I seem to spend a lot of time setting up play dates for my three-year-old daughter. This weekend, I FINALLY realized I should be setting up “daddy” play dates for my husband.

Our weekend routine typically has me playing team coach, barking orders to my husband, consulting the playbook for where we’ll go for a family activity, or benching surly team members, as needed.

For my poor husband, my “honey-do” list is never-ending. “Honey, can you help me with yard work, honey, can you move this bookcase to the other side of the room, and honey, can you install the new ceiling light in the guest room,” and on and on. Like Sisyphus, who rolled the boulder up the hill, only to have it tumble back down, my list of to-dos is never exhausted, but my husband is—most certainly.

To the point, this past weekend, we were stuck at the house in nap hell, because our sweet little one-year-old is on a nap strike. We had to go on “baby lock down” until we can get her to realize that napping during the day is good for baby, and good for mommy and daddy too! However, our three-year-old can only be so entertained by us at home before she starts plotting how to catch the next train to toy town. So, I shuffle down my list of friends and neighbors who may be up for a very spontaneous play date at our house. We find a willing candidate and the wheels are set in motion. I sweeten the deal by telling the parents they can simply drop off their son and we’ll watch him and throw in lunch too as a bonus.

Said kid arrives with dad—they are neighbors on our street. Having nothing else too exciting planned on this day, the dad decides to stick around. Ok, great, but I’d planned to catch up on some housework and my hubby was going to finish a chore for me and then surf the Net for a bit. Not wanting to be inconsiderate, I decide to hover near the happily playing kids and make small talk with the dad, which is pleasant, but……time is money!

Next thing I know, our neighbor and my husband have finished the chore together and are making their way to the couch and TV to catch some of the World Cup. My husband offer s the dad a beer and now I see what is happening. My husband is about to begin a play date. Yeah! I start to make lunch for the kids and think why not keep going and make the guys a snack too. Quesadillas to go with their beers…bueno. They’re stoked.

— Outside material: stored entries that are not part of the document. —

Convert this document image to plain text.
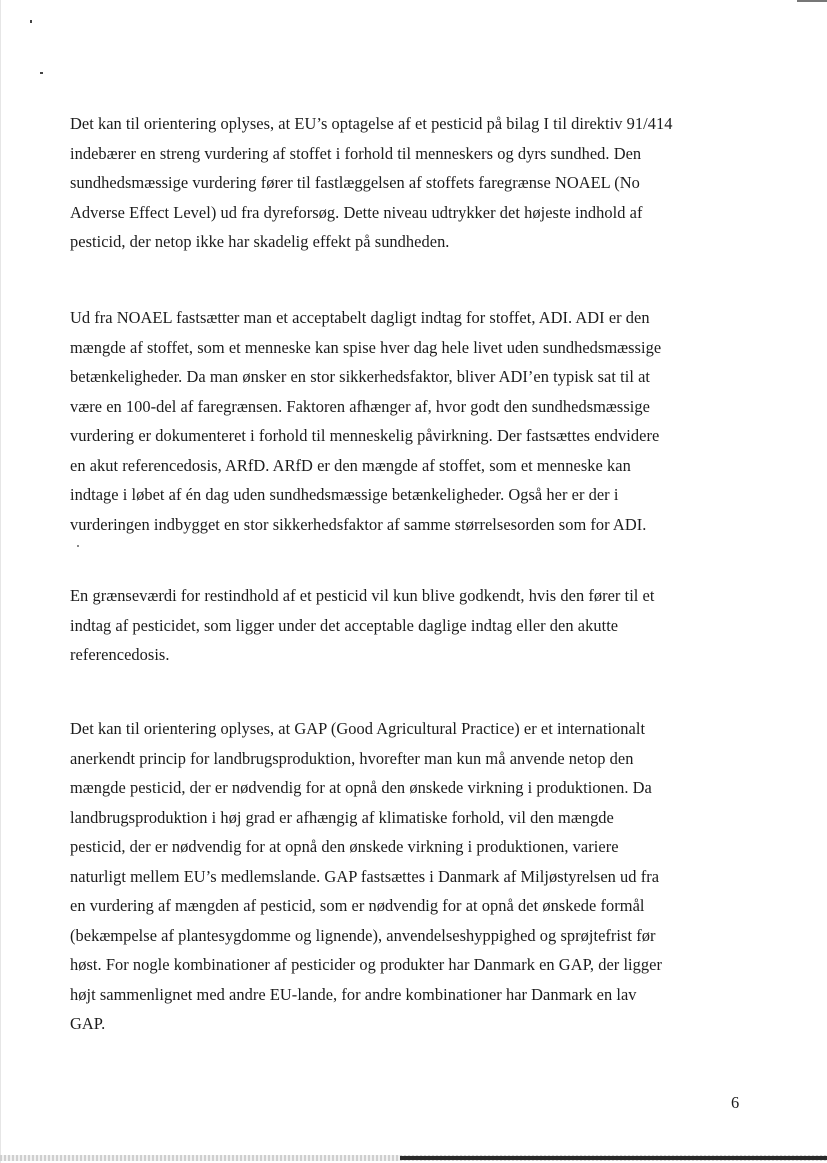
Det kan til orientering oplyses, at EU’s optagelse af et pesticid på bilag I til direktiv 91/414
indebærer en streng vurdering af stoffet i forhold til menneskers og dyrs sundhed. Den
sundhedsmæssige vurdering fører til fastlæggelsen af stoffets faregrænse NOAEL (No
Adverse Effect Level) ud fra dyreforsøg. Dette niveau udtrykker det højeste indhold af
pesticid, der netop ikke har skadelig effekt på sundheden.

Ud fra NOAEL fastsætter man et acceptabelt dagligt indtag for stoffet, ADI. ADI er den
mængde af stoffet, som et menneske kan spise hver dag hele livet uden sundhedsmæssige
betænkeligheder. Da man ønsker en stor sikkerhedsfaktor, bliver ADI’en typisk sat til at
være en 100-del af faregrænsen. Faktoren afhænger af, hvor godt den sundhedsmæssige
vurdering er dokumenteret i forhold til menneskelig påvirkning. Der fastsættes endvidere
en akut referencedosis, ARfD. ARfD er den mængde af stoffet, som et menneske kan
indtage i løbet af én dag uden sundhedsmæssige betænkeligheder. Også her er der i
vurderingen indbygget en stor sikkerhedsfaktor af samme størrelsesorden som for ADI.

En grænseværdi for restindhold af et pesticid vil kun blive godkendt, hvis den fører til et
indtag af pesticidet, som ligger under det acceptable daglige indtag eller den akutte
referencedosis.

Det kan til orientering oplyses, at GAP (Good Agricultural Practice) er et internationalt
anerkendt princip for landbrugsproduktion, hvorefter man kun må anvende netop den
mængde pesticid, der er nødvendig for at opnå den ønskede virkning i produktionen. Da
landbrugsproduktion i høj grad er afhængig af klimatiske forhold, vil den mængde
pesticid, der er nødvendig for at opnå den ønskede virkning i produktionen, variere
naturligt mellem EU’s medlemslande. GAP fastsættes i Danmark af Miljøstyrelsen ud fra
en vurdering af mængden af pesticid, som er nødvendig for at opnå det ønskede formål
(bekæmpelse af plantesygdomme og lignende), anvendelseshyppighed og sprøjtefrist før
høst. For nogle kombinationer af pesticider og produkter har Danmark en GAP, der ligger
højt sammenlignet med andre EU-lande, for andre kombinationer har Danmark en lav
GAP.

6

Suddenly, I imagine that I hear soft, beautiful music and see doves flying over our deck. DING, I’m on to something. Why didn’t I think of this sooner? The kids are happy. The dads are happy. I say, “I’m going to go for a walk and grab some coffee, I’ll be back soon.” My husband nods OK without pulling his eyes from the soccer match.

When I come home an hour later, relaxed by the fresh air and properly re-charged by the caffeine, the neighbors have left, but my daughter and husband remain exhilarated from their respective dates. I sigh contentedly and start to daydream about lining up future daddy play dates.